In line with the Expo Master Plan, the Expo site was rapidly repurposed and integrated into the urban tissue of Astana. In Nur-Alem, the Museum of Future Energy continues to be a popular attraction, drawing over 300,000 visitors per year. As a unique place of gathering in the nation’s capital, the Expo site regularly hosts major events, concerts and celebrations throughout the year, including new year festivities, the Kazakhstan Energy Week and the Expo Summer Stage. The site also serves as a financial and business hub, hosting the Astana International Finance Centre, the Astana Hub International IT Park, the IT University, and the International Centre for Green Technologies and Investment Projects.

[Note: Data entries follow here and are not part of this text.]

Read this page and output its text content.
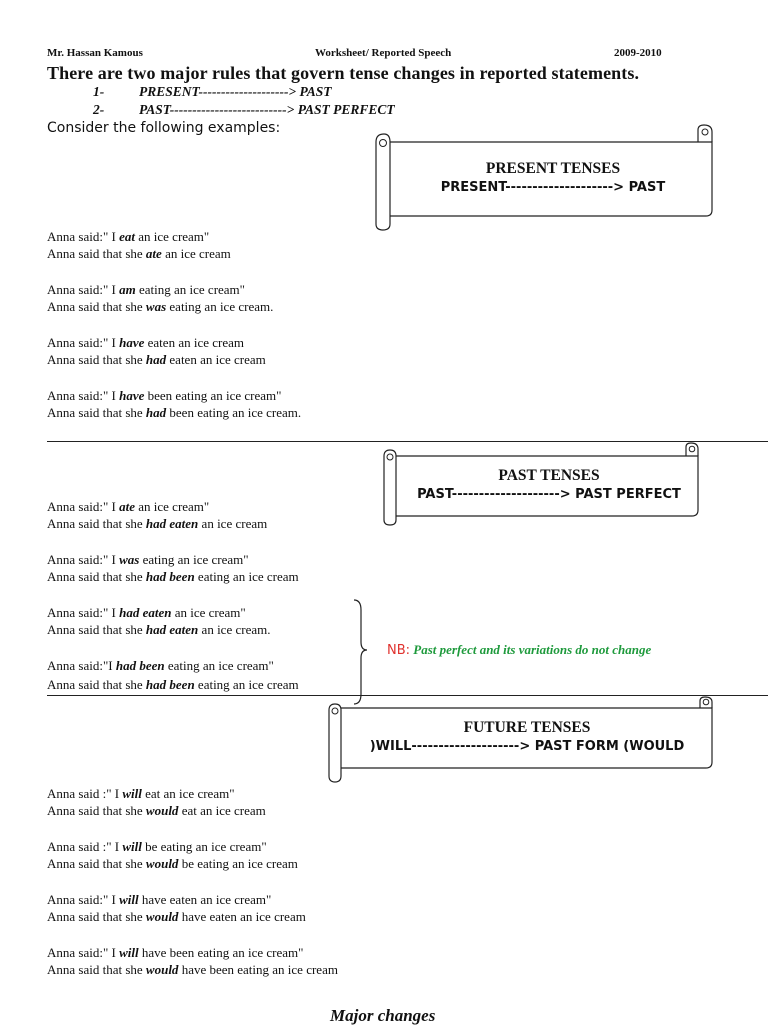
Mr. Hassan Kamous	Worksheet/ Reported Speech	2009-2010
There are two major rules that govern tense changes in reported statements.
1-	PRESENT--------------------> PAST
2-	PAST--------------------------> PAST PERFECT
Consider the following examples:
PRESENT TENSES
PRESENT--------------------> PAST
Anna said:" I eat an ice cream"
Anna said that she ate an ice cream
Anna said:" I am eating an ice cream"
Anna said that she was eating an ice cream.
Anna said:" I have eaten an ice cream
Anna said that she had eaten an ice cream
Anna said:" I have been eating an ice cream"
Anna said that she had been eating an ice cream.
PAST TENSES
PAST--------------------> PAST PERFECT
Anna said:" I ate an ice cream"
Anna said that she had eaten an ice cream
Anna said:" I was eating an ice cream"
Anna said that she had been eating an ice cream
Anna said:" I had eaten an ice cream"
Anna said that she had eaten an ice cream.
Anna said:"I had been eating an ice cream"
Anna said that she had been eating an ice cream
NB: Past perfect and its variations do not change
FUTURE TENSES
)WILL--------------------> PAST FORM (WOULD
Anna said :" I will eat an ice cream"
Anna said that she would eat an ice cream
Anna said :" I will be eating an ice cream"
Anna said that she would be eating an ice cream
Anna said:" I will have eaten an ice cream"
Anna said that she would have eaten an ice cream
Anna said:" I will have been eating an ice cream"
Anna said that she would have been eating an ice cream
Major changes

The message of “Future Energy” also lives on in the legacy phase. In addition to the adoption of the Manifest of Values and Principles, a global call to action for environmental issues, the Expo played an important role in supporting Kazakhstan’s own energy transition. A total of 133 innovative energy projects showcased at the Expo were implemented across Kazakhstan, with 16 of these being applied in the city of Astana.
The three mascots of Expo 2017 Astana – Saule, Kuat and Moldir – represent the “Future Energy” theme of the Expo as well as its host country, Kazakhstan. Saule, meaning “sunshine” represents the energy of the sun, giving light and warmth to the planet. Kuat, meaning “strength” or “power” embodyies the power and beauty of nature, including green energy. Moldir, meaning “clarity” is a symbolises the energy of water as the main source of life. All three mascots reflect Kazakh culture in their style and bear the Expo’s logo on their chest.
The mascots were chosen through an international design competition design in which more than 80 works from around the world were submitted. A selection was made based on the alignment of the designs with the theme and vision of Expo 2017 – and the shortlist was presented for public voting.